At the top of the tower, we were greeted by a smiling young woman who surveyed our family and decided that the “little boy”, Harrison, should first zip-line attached to his “mamma”, me. How kangaroo, I remember thinking. How much hoppier I’d be on the ground.

I considered that we were relying on a complete stranger to clip us in and keep us safe. What if I reminded her of her horrible mother-in-law? What if the fellow who was set to stop and catch us had gone on a bender last night and couldn’t stay awake? Yes, I flew to Mexico on an airplane piloted by an unknown professional with a potential multitude of unresolved issues, but I was able to knock myself out for the flight. Zip-lining requires a degree of awareness.

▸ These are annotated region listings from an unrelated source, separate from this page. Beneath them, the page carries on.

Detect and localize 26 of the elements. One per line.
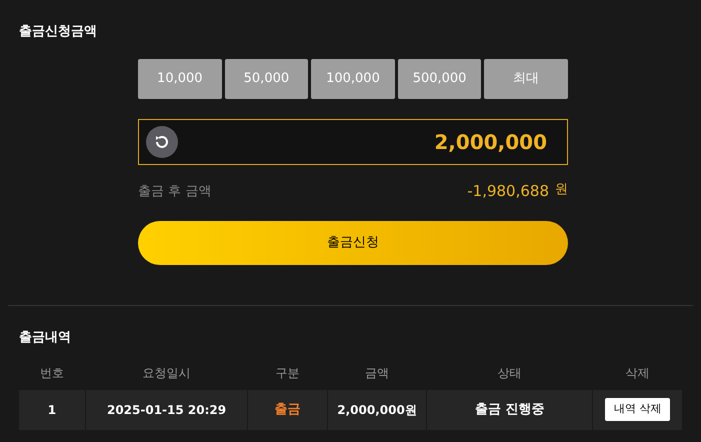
table-cell: 출금 [248,390,327,430]
column-header: 요청일시 [142,366,191,380]
amount-button[interactable]: 10,000 [138,59,222,99]
after-amount-label: 출금 후 금액 [138,182,212,200]
amount-button[interactable]: 50,000 [224,59,308,99]
column-header: 구분 [276,366,300,380]
amount-field[interactable]: 2,000,000 [138,119,568,165]
reset-icon[interactable] [146,126,178,158]
amount-value: 2,000,000 [434,129,547,156]
amount-button[interactable]: 최대 [484,59,568,99]
after-amount-value: -1,980,688 [467,181,549,202]
table-cell: 출금 진행중 [427,390,592,430]
table-cell: 2,000,000원 [328,390,426,430]
column-header: 번호 [40,366,64,380]
section-title: 출금내역 [19,328,71,346]
table-cell: 2025-01-15 20:29 [86,390,248,430]
amount-button[interactable]: 500,000 [398,59,482,99]
withdraw-button[interactable]: 출금신청 [138,220,568,264]
table-cell: 1 [19,390,85,430]
column-header: 금액 [364,366,389,380]
amount-button[interactable]: 100,000 [311,59,395,99]
currency-unit: 원 [555,181,568,199]
section-title: 출금신청금액 [19,23,97,41]
delete-button[interactable]: 내역 삭제 [604,398,670,421]
column-header: 상태 [498,366,522,380]
column-header: 삭제 [625,366,650,380]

Just when I thought about begging to be shown the secret passage out (I was convinced there had to be one), Harrison and I were clipped in and told to sit down and relax. That last word made me laugh. I told Harrison that I would probably shriek the whole way down. He told me he would shriek too to keep me company. Then, suddenly, we were flying. I channelled my inner McCauley Culkin from “Home Alone” when he shapes his mouth into a large “O” and unleashes the biggest scream ever. Harrison let loose too, except he channelled his Austin Powers yelling “yeah, baby, yeah!”

In a blink, we careened into the next station, exhilaration causing us both to giggle. “Why you yell so much?” asked the alert young man who unbuckled us.

“It enhances the fun,” I said realizing that it was fun after all.

At day’s end, with our hair plastered down from repeated encounters with water, my family tiredly mounted the bus for our hotel. I was content because I had slain a fear and discovered a pleasure. But, nothing felt as meaningful as the shy look of respect in Harrison’s gleaming brown eyes. “I can’t believe you actually zip-lined, Mom,” he said.

“Neither can I, Buddy,” I said, shaking my head and marvelling at how from the moment they are conceived, our children make us braver.